As I was studying a familiar part of Paul’s letter to the Colossians this week, something new jumped out at me (or was lightly lobbed in my direction by a loving Father, depending on your point of view). In the midst of a beautiful, high-sounding prayer a deeply practical truth grounded me back into reality.
We have not ceased to pray for you and to ask that you may be filled with knowledge of His will in all spiritual wisdom and understanding, so that you will walk in a manner of the Lord to please Him in all respects, bearing fruit in every good work and increasing in the knowledge of God, strengthened with all power, according to His glorious might…Colossians 1:9-11
It was all pretty words until I got to strengthened with all power according to His glorious might. I stopped there in the middle of the phrase and let the tension build.
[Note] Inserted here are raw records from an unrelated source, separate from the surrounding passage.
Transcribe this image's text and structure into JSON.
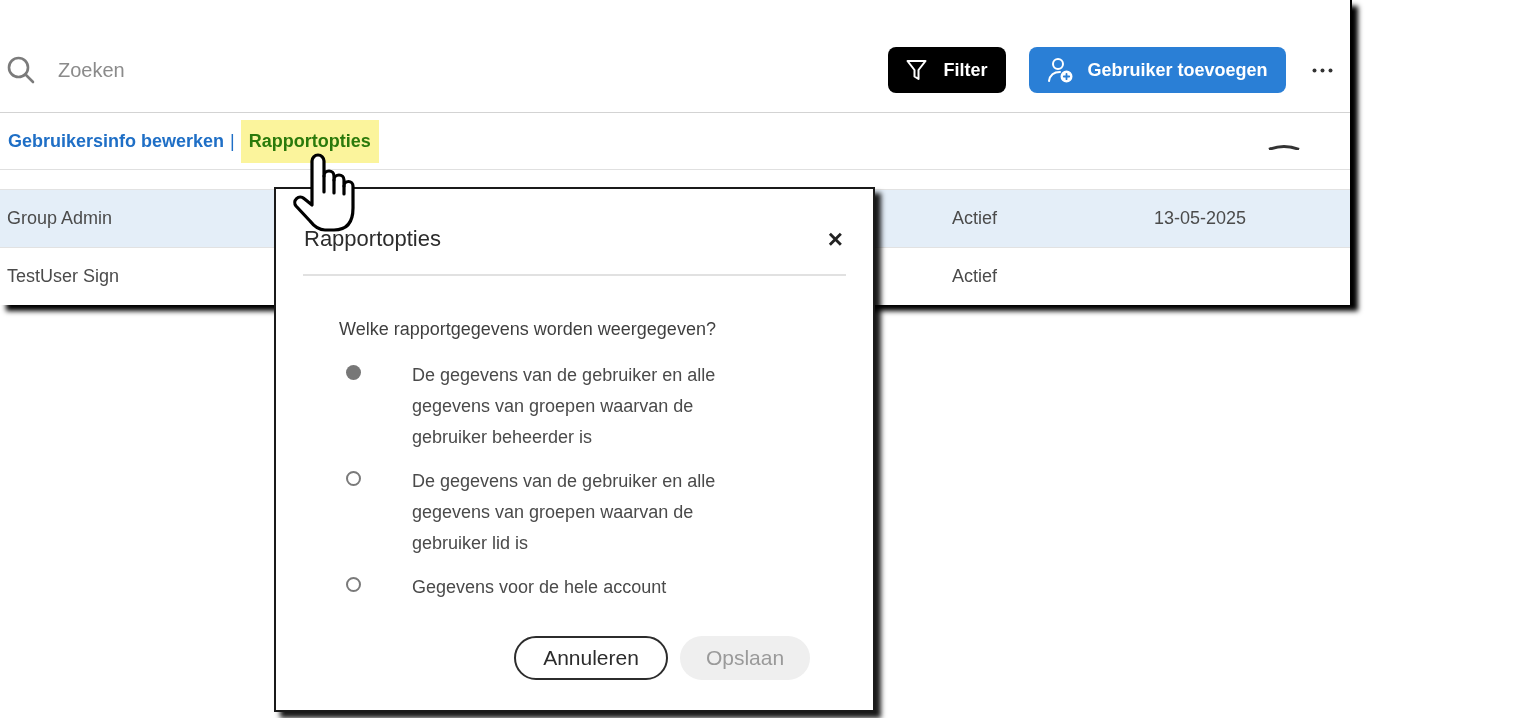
{
  "search": {
    "placeholder": "Zoeken"
  },
  "toolbar_buttons": [
    {
      "kind": "filter",
      "label": "Filter"
    },
    {
      "kind": "add_user",
      "label": "Gebruiker toevoegen"
    }
  ],
  "links": [
    {
      "label": "Gebruikersinfo bewerken",
      "highlighted": false
    },
    {
      "label": "Rapportopties",
      "highlighted": true
    }
  ],
  "link_separator": "|",
  "table": {
    "rows": [
      {
        "selected": true,
        "column_1": "Group Admin",
        "column_3": "Actief",
        "column_4": "13-05-2025"
      },
      {
        "selected": false,
        "column_1": "TestUser Sign",
        "column_3": "Actief"
      }
    ]
  },
  "dialog": {
    "title": "Rapportopties",
    "close": "×",
    "question": "Welke rapportgegevens worden weergegeven?",
    "options": [
      {
        "label": "De gegevens van de gebruiker en alle gegevens van groepen waarvan de gebruiker beheerder is",
        "selected": true
      },
      {
        "label": "De gegevens van de gebruiker en alle gegevens van groepen waarvan de gebruiker lid is",
        "selected": false
      },
      {
        "label": "Gegevens voor de hele account",
        "selected": false
      }
    ],
    "buttons": [
      {
        "kind": "secondary",
        "label": "Annuleren",
        "disabled": false
      },
      {
        "kind": "primary",
        "label": "Opslaan",
        "disabled": true
      }
    ]
  }
}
Strengthened, equipped, sponsored, geared-up, powered-up with all His incredible, infinite might… for what? In my heart, I expected a David and Goliath moment next. Strong and forceful words like those seem like they should be paired with some Herculean feat, some life-altering crisis moment.
But the verses continues, “For the attainment of all steadfastness and patience.” What? Why would we need that kind of powerful reinforcement for the same-old same-old (steadfastness)? Why such storehouses of power to simply empower us for patience with the slow day-in-day-out process that is life (patience)?
Because a sustained ripple requires much more power and strength than a huge splash. Because Christ is most honored by our trusting Him with our long obedience in the same direction. Because the kingdom of Heaven comes through cups of cold water as much as through epic moments.
Another one of my favorites J. Oswald Sanders expresses a similar concept in “Love- Human and Divine.”
“The highest divine love is not only exhibited in the extreme amazement of the tragedy of Calvary, but in the laying down of the divine life through the thirty years of Nazareth…The emphasis is on the deliberate laying down of the life, not in one tragic crisis, but in the gray face of actual facts unillumined by romance, obscured by the mist of the utter commonplace, spending the life deliberately day by day for my divine Lord and His friends – this is the love that never fails.”
I love that. I seriously could use a little dose of these words at least once a week.
The deliberate laying down of life in the gray face of the actual facts and in the midst of the commonplace. Caring for a feverish child, choosing to engage my neighbors when I am tired, doing family worship in the mornings with cranky children who can’t sit still, carving out time for me and Jesus in the midst of a crazy week. These are daily deliberate choices that leave ripples, even if they don’t make a big splash.